Protea Biosciences has dedicated most of its resources to developing ProteaScope, which makes use of the LAESI technology to do microscopy-based chemical analysis of tissue, he said. Right now, the team is doing trials with ProteaScope, which is fully developed and has already been published, and commercial services will start in September.

“In many ways, it’s the first really practical and dramatic application of the LAESI technology platform,” Turner said. “We have a number of major cancer centers that are planning to use the service as soon as we have it set up.”

Here’s how the service works: Someone sends Protea a tissue sample from a tumor, for example, and the company puts the sample in the LAESI system. Protea has a web-based program where the researcher or the clinician can look at the cells and guide exactly where the analysis takes place, he said.

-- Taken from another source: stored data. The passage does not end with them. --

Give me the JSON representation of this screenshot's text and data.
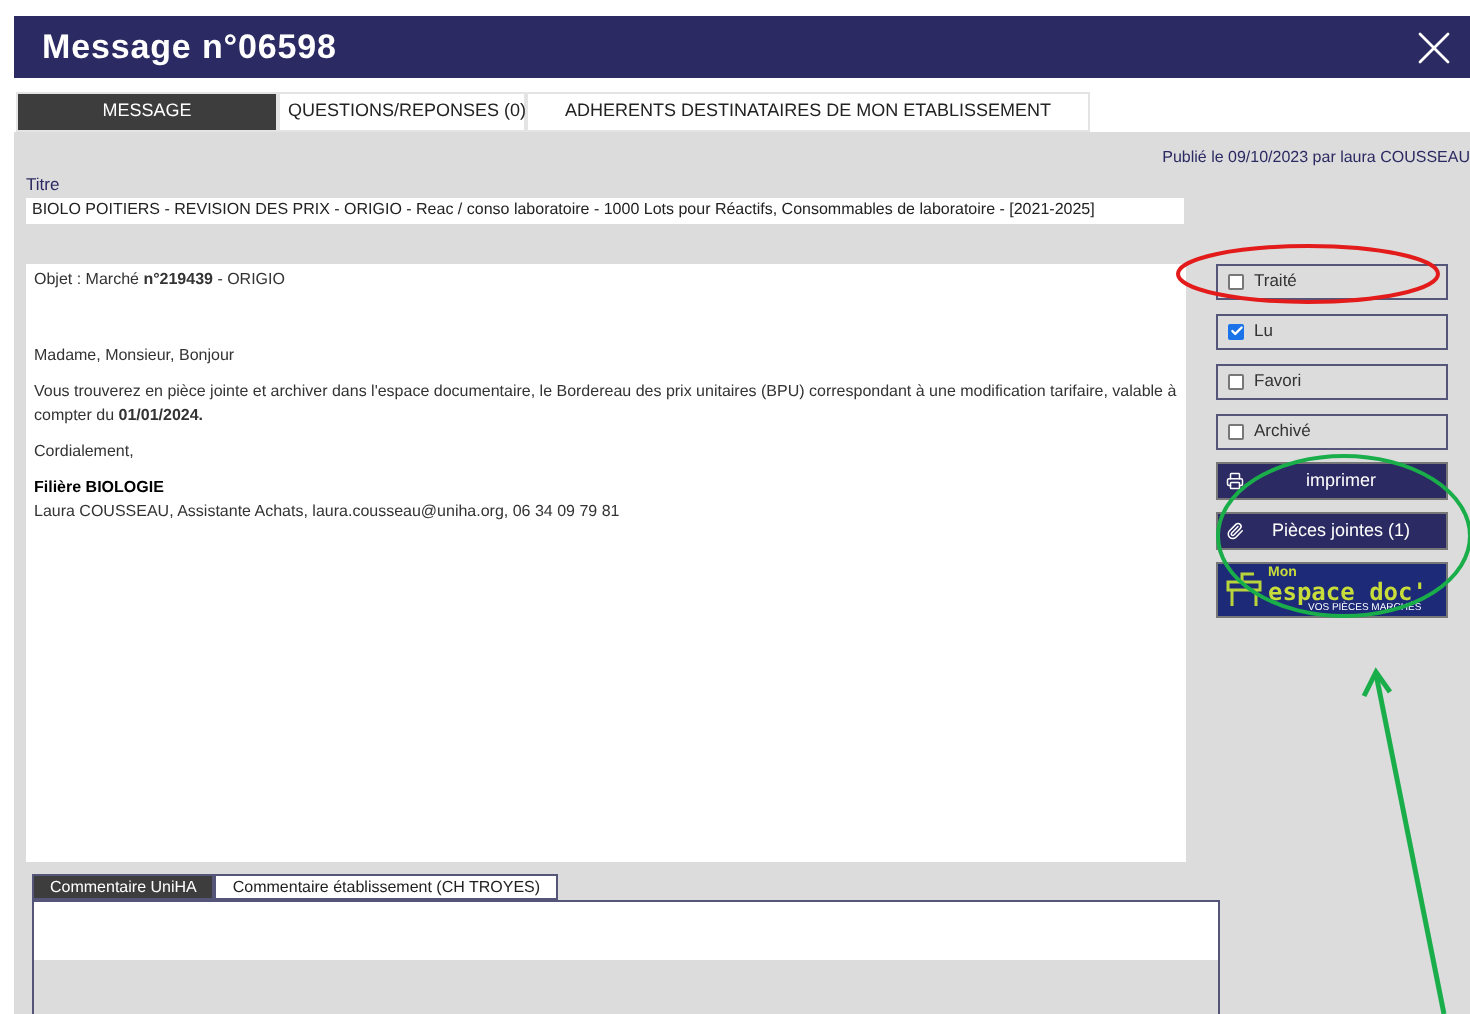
{
  "window": {
    "title": "Message n°06598"
  },
  "tabs": [
    {
      "label": "MESSAGE",
      "selected": true
    },
    {
      "label": "QUESTIONS/REPONSES (0)",
      "selected": false
    },
    {
      "label": "ADHERENTS DESTINATAIRES DE MON ETABLISSEMENT",
      "selected": false
    }
  ],
  "published": "Publié le 09/10/2023 par laura COUSSEAU",
  "title_field": {
    "label": "Titre",
    "value": "BIOLO POITIERS - REVISION DES PRIX - ORIGIO - Reac / conso laboratoire - 1000 Lots pour Réactifs, Consommables de laboratoire - [2021-2025]"
  },
  "message": {
    "subject": "Objet : Marché **n°219439** - ORIGIO",
    "paragraphs": [
      "Madame, Monsieur, Bonjour",
      "Vous trouverez en pièce jointe et archiver dans l'espace documentaire, le Bordereau des prix unitaires (BPU) correspondant à une modification tarifaire, valable à compter du **01/01/2024.**",
      "Cordialement,"
    ],
    "signature_title": "Filière BIOLOGIE",
    "signature_line": "Laura COUSSEAU, Assistante Achats, laura.cousseau@uniha.org, 06 34 09 79 81"
  },
  "flags": [
    {
      "label": "Traité",
      "checked": false
    },
    {
      "label": "Lu",
      "checked": true
    },
    {
      "label": "Favori",
      "checked": false
    },
    {
      "label": "Archivé",
      "checked": false
    }
  ],
  "actions": [
    {
      "kind": "print",
      "label": "imprimer"
    },
    {
      "kind": "attachment",
      "label": "Pièces jointes (1)"
    }
  ],
  "logo": {
    "top": "Mon",
    "main": "espace doc'",
    "sub": "VOS PIÈCES MARCHÉS"
  },
  "comment_tabs": [
    {
      "label": "Commentaire UniHA",
      "selected": true
    },
    {
      "label": "Commentaire établissement (CH TROYES)",
      "selected": false
    }
  ]
}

Turner said Protea immediately generates data on those cells, which are available to the clinician on the web-based program. The researcher, who is guiding the analysis, almost gets real-time information on the cells he or she is viewing.

“It connects the clinician with the analysis so intimately they can get exactly the information that they want, and they can get it almost immediately,” Turner said.

This technology is sort of like long-distance robotic surgery, he said.

“It’s the first service of its kind in the world, so we’re definitely the technology leader in what we call the chemical analysis of cancer cells,” he said.

Turner expects this service to generate a lot of revenue for Protea, and it will be the backbone of the company. Because ProteaScope is based on the patented LAESI technology, Protea will be able to protect it.

He thinks it’s important for the public to know about this innovative work going on in West Virginia.

“People should be aware that there’s real technology capability in our state,” Turner said.